結の姿は、膝丈より少し裾が上にあるワインレッド色のショートワンピースを身に纏っていた。
その上から黒の極薄でシースルーぽい超ロングのカーデガンを羽織っている。
ワインレッドと黒の取り合わせが非常に良くあっていて、15歳の少女にしてはかなり大人びて見えた。
手に持つのは、服に合わせたのか赤色で小さめのショルダーポーチだ。
続けてヒカリが階段を降りてくる。
その身に纏うは、真っ白な肌にとても合う黒のワンピース。
それは、レースを基調にして少しだけゴシック調をテイストをしたもので、普通の人間が着るとある意味派手すぎてとても似合わないだろう。

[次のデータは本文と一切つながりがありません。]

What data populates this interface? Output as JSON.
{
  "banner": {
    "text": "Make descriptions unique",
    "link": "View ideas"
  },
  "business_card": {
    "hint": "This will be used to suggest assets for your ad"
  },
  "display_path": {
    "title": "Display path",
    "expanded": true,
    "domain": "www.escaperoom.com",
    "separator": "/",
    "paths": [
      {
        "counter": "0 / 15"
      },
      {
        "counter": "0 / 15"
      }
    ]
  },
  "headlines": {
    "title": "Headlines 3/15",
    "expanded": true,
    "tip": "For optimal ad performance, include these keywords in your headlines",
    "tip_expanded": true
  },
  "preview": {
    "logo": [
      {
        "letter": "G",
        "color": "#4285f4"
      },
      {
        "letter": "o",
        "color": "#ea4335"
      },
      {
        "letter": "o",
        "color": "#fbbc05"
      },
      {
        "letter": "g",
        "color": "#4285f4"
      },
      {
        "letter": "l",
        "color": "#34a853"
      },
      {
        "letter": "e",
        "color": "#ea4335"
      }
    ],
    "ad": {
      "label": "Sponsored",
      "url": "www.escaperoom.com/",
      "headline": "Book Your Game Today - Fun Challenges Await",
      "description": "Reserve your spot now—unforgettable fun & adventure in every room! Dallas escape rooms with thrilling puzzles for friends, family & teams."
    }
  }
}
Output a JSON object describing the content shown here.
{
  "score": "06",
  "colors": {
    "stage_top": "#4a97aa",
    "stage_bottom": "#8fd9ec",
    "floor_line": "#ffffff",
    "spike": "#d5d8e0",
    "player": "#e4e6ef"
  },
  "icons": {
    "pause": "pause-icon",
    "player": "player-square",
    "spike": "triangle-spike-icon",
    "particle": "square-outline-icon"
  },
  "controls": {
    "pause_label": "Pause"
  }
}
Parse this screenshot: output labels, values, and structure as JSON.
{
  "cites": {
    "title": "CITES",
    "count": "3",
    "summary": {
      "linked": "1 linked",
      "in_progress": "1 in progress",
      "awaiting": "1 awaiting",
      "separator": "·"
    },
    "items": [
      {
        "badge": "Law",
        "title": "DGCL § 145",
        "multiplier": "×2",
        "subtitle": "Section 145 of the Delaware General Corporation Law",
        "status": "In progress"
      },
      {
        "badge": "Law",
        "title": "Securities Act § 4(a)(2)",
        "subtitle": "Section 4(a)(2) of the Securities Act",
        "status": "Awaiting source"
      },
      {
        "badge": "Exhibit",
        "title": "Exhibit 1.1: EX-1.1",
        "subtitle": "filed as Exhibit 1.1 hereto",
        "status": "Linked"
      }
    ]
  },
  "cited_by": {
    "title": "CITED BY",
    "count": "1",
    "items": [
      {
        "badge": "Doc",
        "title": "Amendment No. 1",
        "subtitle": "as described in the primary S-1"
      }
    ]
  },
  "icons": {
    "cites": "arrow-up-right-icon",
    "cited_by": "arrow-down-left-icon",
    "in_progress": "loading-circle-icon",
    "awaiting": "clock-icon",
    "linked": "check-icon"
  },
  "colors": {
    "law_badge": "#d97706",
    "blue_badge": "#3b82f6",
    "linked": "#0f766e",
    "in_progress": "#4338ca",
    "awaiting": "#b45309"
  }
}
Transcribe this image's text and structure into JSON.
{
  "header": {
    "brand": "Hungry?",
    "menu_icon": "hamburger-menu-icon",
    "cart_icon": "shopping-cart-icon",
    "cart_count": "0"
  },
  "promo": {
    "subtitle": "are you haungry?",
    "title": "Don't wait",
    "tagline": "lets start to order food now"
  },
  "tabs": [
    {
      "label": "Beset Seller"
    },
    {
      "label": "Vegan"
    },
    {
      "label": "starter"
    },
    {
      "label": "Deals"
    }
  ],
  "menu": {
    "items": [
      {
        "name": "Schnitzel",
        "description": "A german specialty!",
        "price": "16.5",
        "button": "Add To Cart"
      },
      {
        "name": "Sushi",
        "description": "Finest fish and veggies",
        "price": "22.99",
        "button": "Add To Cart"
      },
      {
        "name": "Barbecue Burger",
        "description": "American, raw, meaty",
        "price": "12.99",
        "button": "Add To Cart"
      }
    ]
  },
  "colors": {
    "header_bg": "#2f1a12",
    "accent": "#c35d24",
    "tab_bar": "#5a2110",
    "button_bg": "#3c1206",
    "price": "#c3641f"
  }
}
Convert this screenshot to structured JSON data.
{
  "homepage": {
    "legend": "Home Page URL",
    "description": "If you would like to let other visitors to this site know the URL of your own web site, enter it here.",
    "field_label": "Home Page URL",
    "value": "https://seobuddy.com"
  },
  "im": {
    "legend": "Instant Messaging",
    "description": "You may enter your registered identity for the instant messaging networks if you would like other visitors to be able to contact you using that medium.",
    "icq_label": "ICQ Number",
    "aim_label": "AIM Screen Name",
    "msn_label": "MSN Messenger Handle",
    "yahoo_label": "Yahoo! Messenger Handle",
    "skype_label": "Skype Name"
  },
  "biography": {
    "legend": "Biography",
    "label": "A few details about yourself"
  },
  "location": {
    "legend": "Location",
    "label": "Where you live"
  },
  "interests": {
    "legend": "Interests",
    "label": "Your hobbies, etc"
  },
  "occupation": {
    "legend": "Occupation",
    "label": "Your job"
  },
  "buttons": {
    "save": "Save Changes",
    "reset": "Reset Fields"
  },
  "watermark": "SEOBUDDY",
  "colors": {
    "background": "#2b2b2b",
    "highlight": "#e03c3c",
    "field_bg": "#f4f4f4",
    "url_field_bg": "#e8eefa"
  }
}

しかし非常に整った美しい容姿のヒカリが着ると、まるで予定調和のように馴染む。
そして細くてすらりとした脚には、白の薄手のタイツだ。
手には小振りの黒い日傘と、黒くシックで小さな鞄が持たれている。
一見すると黒ゴス?と見間違えそうだが、、そこまで甘くはなく丁度いい一般的な雰囲気に落ち着いていた。
丁度、1階の廊下にいた母親の瞳が2人に気付く。
3人が1階で鉢合わせして瞳が、
「あら、なんて綺麗な女の子なの」
「結のお友達かしら?」
結はニヤリとしつつ、
「これ、お兄ちゃんだよ」
無表情で硬直する瞳。
「、、、、、、」
少し間をおいて我に返った瞳は、
「ええええっ??!」
瞳はコウを見つめながら少し震えた様子で
「こんな趣味が有ったなんて、、、」
すぐに否定するコウ、
「いや、、趣味じゃなくて、、」
結が慌てて2人の間に割ってはいって
「待って、、これには訳があってね、、」
結は分かりやすく掻い摘んで、母親の瞳に事の顛末を説明した。
瞳は腕を組んで考え込むように
「なるほどね、、、、」
そして一変して嬉しそうな表情で
「でも、こんな可愛いくて綺麗な娘が2人も出来て」
「お母さん嬉しいわ!!」
結と瞳が、ニコニコしてお互いの手を合わせる。
そしてドヤ顔で結が
「でしょっ!」
傍にいたコウは、少し引き気味で嫌な汗をかいていた。
突然、居間から廊下に顔だけだした父親の孝雄が
「お父さんも嬉しいぞ!!」
そのまま孝雄は、
「そうだ今夜は一緒に風呂入ろう!」
コウはキレ気味でツッコムように
「今まで一緒に風呂なんて一切言ったこと無いくせに!!」
「この変態オヤジが!」
そしてコウは、自分を落ち着かせるように息を吐くと
「ところで母さん、、」
「訳が有るからと言って、自分の息子が女装なんかして怒らないのか?」
キョトンとした表情の瞳。
考えるような仕草で瞳は
「う~~ん」
「コウは頭も良いし、善悪の分別もちゃんと理解してる」
「それに親の言う事もよく聴くし」
「正直、うちら親にしてみればもったいない息子だよ」
瞳は真剣な表情でコウの前に立つと
「人様に迷惑かける訳ではないのでしょう?」
コウは素直に「うん、、、」と頷く。
優しくコウに微笑んだ瞳は
「なら好きにすればいいのよ」
「ねぇ、お父さん」
すると「おう」と、居間から孝雄の声だけがした。
少し感動した様子のコウ。
「母さん、、、父さん、、、」
そんなコウを見ながらニヤニヤした顔つきで瞳は、
「でさぁ、お父さんとが嫌なら、私とお風呂一緒に入ろうか!」
コウは貞操を守るような仕草で
「なんでやねん!!」
そんな親子二人のやり取りを、傍でドン引きして眺めている結であった。